Спрашиваете, чем животные лучше человека? А вот хоть этим: у них никакой самец не может изнасиловать самку. У нее каждый год остается право выбрать самца, с которым она готова продолжить род. И лишь у людей самец пытается оспорить судейскую роль женщины в этом важнейшем деле и может наброситься на нее с ножом или кулаками, когда она предпочтет ему другого.

 

Евангелие не сохранило нам имени человека, который озаботился тем, чтобы у собравшихся послушать Христа были хотя бы те пять хлебов и две рыбы, которые Сын Божий затем так удачно разделил на 5000 паек.

 

Непостижимость Я.

 

Какую свободу дает нелюбовь! И какое это рабство, какая зависимость – любить кого‑нибудь или что‑нибудь. Немудрено, что на свете все больше нелюбви, а любви – все меньше и меньше.

 

Надо только помнить, что ни одно мгновение никуда не улетает. Что каждое остается запечатленным на пленке Всевышнего навеки. Тогда станет легче верить и надеяться и труднее – гадить, мучить, предавать.

 

Желание докричаться – но до кого? Не до того ли, кто так же надсадно и безнадежно кричит рядом с тобой?

 

 

ДИПЛОМНИЦА ЛАРИСА

 

Конечно, я сама была во всем виновата. Зачем мне нужно было приглашать Ларису к нам домой? Руководить ее дипломной работой я вполне могла в институте – вечерами там всегда было легко найти свободную аудиторию. Так нет же, материнский инстинкт брал свое: девочка живет в общежитии, вдали от домашнего тепла, надо ее подкормить, приласкать, обогреть.

Хотя насчет «подкормить» – это было последнее, в чем Лариса нуждалась. Она распирала свои платья и блузки, как крепкая дынька, пухлая складочка на шее круглилась при каждом повороте головы. Стоило ей остановиться в коридоре института, как неведомо откуда налетал рой поклонников – словно птицы на созревший подсолнух. Ее черные ресницы хлопали направо и налево, казалось, что от них начинал идти заметный ветерок. Никакому котенку не удалось бы так естественно принимать позу приветливой беспомощности. Но многие сокурсники уже испытали на себе и острые коготки.
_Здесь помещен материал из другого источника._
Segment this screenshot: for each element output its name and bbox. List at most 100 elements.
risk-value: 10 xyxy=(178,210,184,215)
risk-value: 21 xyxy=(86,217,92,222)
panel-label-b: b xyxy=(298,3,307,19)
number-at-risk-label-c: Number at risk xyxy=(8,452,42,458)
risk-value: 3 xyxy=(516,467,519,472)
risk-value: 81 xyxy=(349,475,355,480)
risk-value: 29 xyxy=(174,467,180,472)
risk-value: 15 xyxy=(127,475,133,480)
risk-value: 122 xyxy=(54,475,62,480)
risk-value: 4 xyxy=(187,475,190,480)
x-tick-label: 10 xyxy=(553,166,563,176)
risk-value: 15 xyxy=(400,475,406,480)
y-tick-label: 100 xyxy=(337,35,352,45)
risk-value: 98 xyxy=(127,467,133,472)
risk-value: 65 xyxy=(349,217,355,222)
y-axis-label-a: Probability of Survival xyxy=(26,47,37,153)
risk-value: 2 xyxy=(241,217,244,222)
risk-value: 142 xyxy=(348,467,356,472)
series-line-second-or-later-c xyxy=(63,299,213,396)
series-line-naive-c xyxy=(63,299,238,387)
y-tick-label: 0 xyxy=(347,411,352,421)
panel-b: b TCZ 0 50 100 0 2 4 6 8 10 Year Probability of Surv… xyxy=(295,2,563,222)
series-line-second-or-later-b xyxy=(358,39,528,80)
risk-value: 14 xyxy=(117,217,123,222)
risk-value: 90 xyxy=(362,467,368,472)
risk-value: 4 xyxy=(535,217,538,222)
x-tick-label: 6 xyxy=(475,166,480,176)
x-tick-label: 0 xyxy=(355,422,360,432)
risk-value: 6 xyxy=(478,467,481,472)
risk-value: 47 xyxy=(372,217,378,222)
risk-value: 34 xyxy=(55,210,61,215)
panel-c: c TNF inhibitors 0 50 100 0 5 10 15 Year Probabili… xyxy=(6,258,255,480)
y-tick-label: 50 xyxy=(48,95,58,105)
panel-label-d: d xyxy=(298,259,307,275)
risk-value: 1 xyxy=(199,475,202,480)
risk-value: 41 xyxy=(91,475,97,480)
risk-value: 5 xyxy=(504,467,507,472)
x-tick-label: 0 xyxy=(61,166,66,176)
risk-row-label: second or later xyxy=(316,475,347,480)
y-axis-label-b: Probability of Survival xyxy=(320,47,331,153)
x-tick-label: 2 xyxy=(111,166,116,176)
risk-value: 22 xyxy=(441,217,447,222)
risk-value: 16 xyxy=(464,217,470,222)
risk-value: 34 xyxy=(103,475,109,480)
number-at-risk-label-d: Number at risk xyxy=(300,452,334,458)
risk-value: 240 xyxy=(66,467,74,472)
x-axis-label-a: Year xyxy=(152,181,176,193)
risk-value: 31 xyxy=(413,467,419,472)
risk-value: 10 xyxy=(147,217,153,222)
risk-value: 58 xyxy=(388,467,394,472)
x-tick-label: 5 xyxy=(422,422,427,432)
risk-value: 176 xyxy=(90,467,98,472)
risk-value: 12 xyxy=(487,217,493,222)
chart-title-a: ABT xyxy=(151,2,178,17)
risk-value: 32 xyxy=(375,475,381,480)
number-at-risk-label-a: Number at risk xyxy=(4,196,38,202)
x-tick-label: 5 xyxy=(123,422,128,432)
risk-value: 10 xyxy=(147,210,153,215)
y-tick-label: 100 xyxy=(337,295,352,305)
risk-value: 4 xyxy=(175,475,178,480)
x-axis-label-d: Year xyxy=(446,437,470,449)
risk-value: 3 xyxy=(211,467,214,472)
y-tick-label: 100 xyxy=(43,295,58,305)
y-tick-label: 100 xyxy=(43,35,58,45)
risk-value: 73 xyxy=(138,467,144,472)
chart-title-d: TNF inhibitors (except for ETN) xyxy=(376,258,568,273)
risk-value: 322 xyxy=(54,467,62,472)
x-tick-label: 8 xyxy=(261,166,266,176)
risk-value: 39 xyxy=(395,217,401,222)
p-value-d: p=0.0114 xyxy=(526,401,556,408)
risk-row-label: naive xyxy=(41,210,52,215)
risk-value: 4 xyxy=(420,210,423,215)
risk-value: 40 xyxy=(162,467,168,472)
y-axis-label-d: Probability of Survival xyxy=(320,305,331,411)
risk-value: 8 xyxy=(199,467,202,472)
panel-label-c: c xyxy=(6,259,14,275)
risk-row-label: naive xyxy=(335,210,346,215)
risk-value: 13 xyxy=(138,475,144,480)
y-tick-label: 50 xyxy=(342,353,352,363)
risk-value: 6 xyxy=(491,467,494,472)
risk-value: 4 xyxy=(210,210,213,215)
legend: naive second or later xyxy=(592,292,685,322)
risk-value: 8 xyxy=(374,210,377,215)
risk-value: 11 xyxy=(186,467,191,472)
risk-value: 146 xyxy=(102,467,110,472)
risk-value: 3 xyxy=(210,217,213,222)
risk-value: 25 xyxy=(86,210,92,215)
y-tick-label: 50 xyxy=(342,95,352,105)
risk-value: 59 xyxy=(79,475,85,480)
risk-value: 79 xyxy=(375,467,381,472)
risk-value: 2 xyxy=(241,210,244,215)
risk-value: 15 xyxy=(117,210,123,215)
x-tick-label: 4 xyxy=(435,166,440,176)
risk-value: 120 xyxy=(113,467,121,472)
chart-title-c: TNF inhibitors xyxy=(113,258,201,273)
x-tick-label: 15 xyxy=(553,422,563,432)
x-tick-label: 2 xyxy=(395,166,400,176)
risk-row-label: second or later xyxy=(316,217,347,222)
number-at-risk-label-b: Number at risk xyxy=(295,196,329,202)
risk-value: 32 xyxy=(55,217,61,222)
Моим заботам ее поручил сам завкафедрой – иначе я бы ни за что не согласилась. Лариса увлекалась новомодными течениями в литературоведении, обещавшими раскрыть тайну поэзии путем правильного подсчета слов и слогов. А я тогда как‑то злонамеренно и безнадежно пыталась игнорировать это поветрие, отсидеться в старомодном блиндаже. Идея ее дипломной работы сводилась к тому, что она возьмет собрание стихотворений Лермонтова и пойдет от стиха к стиху, подсчитывая число положительных и отрицательных эмоций в каждом. Строчки с положительными она подчеркивала красным, с отрицательными – синим. В результате должна была получиться графическая кривая, отражающая изменения эмоционального настроя поэта в течение его короткой творческой жизни. По принятому у новаторов этикету предмет своего исследования она называла не по фамилии, даже не по имени и отчеству, а по инициалам – МЮЛ. Мы садились рядом, и я начинала проверять очередную порцию ее подсчетов.

– Лариса, почему в стихотворении «Одиночество» вот эти две строчки вы подчеркнули красным?

– Ну как же: и в той, и в другой есть слово «веселье», «веселиться».

– Но погодите – разве не должны мы брать слова в контексте? Каков контекст первого «веселья»? «Делить веселье – все готовы: никто не хочет грусть делить». Не очень‑то радостное заявление.

– Там, где «грусть», я подчеркнула синим.

– А вторая красная черта? «И будут (я уверен в том) / О смерти больше веселиться, / Чем о рождении моем». Вам действительно кажется, что здесь мы имеем дело с положительной эмоцией?

– Видите ли, семиотика учит нас, что слова часто выбираются поэтом подсознательно, они несут знаковую нагрузку независимо от контекста. В стихотворении получилось шесть синих строчек и только две красных, что ясно показывает общий отрицательный настрой МЮЛа.

– …Лариса, почему «Как часто пестрою толпою окружен» – красным?

– Ну как же: нарядная, праздничная толпа, встречают Новый год. Сказано ведь дальше: «При шуме музыки и пляски».

– Но ведь это рифмуется с «Приличьем стянутые маски».

– Может быть, это просто маскарадные маски?

– Не думаю. И в конце опять наше любимое слово – «веселье». Оно безотказно требует красной черты – так?

– Где это? А, конечно. «О как мне хочется смутить веселость их» – МЮЛ с радостью предвкушает, как бросит им в лицо «железный стих». Но «облитый горечью и злостью» – это уже синим.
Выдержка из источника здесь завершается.